The goal of Brittany’s Law is to make sure individuals who have been convicted of a violent felony can’t slip unsuspectingly into a family’s home. Instead, such criminals will be required to register with a statewide violent felony offender registry through the New York State Department of Criminal Justice Services.

The violent felony offender registry would be similar to the New York State Sex Offender Registry. Offenders would be required to register once released from prison and must re-register annually. Information about the offenders would be compiled in the database and available to the general public and police agencies. Several other states have already established a violent felony offender registry.

Alerting individuals to a violent criminal’s past is a crucial crime prevention step because many become repeat offenders. A recent study by the University of Wyoming found that individuals under the age of 25 who commit violent crimes have the highest rate of recidivism. The Urban Institute Justice Policy Center based in Washington, DC conducted a study published in 2003 that found nationwide 53% of arrested males and 39% of arrested females are re-incarcerated.

While there some learn from their mistakes and make life corrections, it is clear that many others continue along the same path of violence. In some of these cases, the offender even turns to a higher degree of violence, as was the case with Brittany’s murderer. This further illustrates the need for a violent felony offender registry.

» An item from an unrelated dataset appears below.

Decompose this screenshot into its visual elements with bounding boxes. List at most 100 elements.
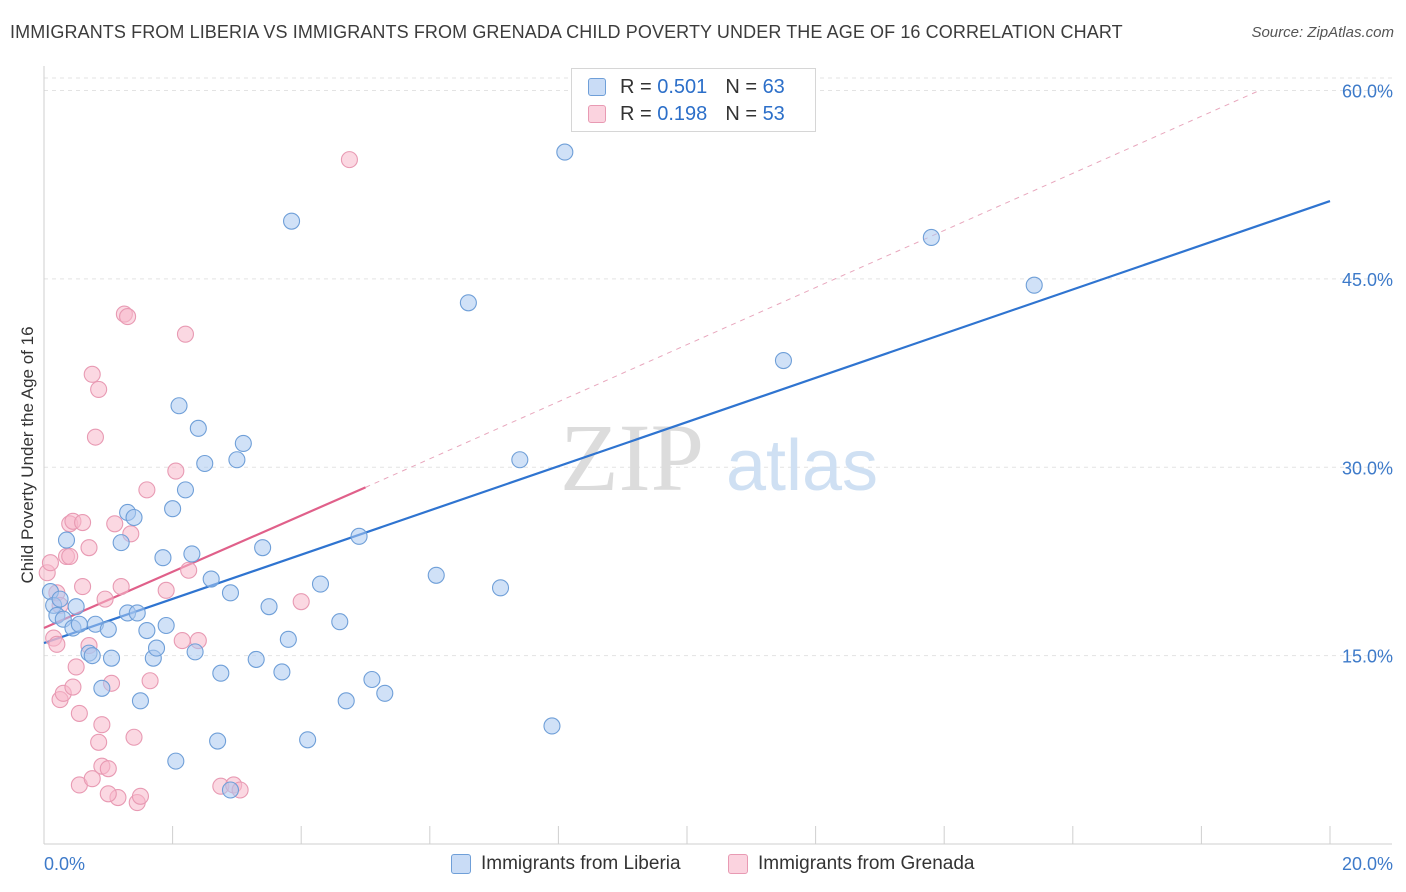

Now, you may be thinking that you have heard about this bill before – and you would be right. The senate has approved this measure with overwhelming bipartisan support on multiple occasions, yet the state assembly has failed to even consider the measure for a vote. A companion bill has been introduced in the assembly, and I am hopeful that this is the year this measure passes both houses and is sent to the governor.

This is not the first time I have sought stronger laws to protect individuals from violent criminals. In the past I have supported numerous measures to update laws and close loopholes to allow detection and prosecution of sexual offenders, child predators, and the like. As I mentioned, the new registry would be patterned after the New York State Sex Offender Registry, created under Megan’s Law. The landmark legislation has empowered parents and concerned members of the community with the information needed to protect their families from dangerous sexual predators.

I have also fought for, and won approval, of laws to protect our elderly from violent criminals. Thanks to legislation I co-sponsored, New York now has tough penalties to punish anyone who attacks a senior citizen. The law, established in 2008, elevates the assault of a person sixty-five years of age or older when the perpetrator is more than ten years younger than the victim to assault in the second degree, a class D violent felony punishable by up to seven years in prison.

These laws provide important crime-fighting tools, act as deterrents and help make our state safer. I am proud to support them.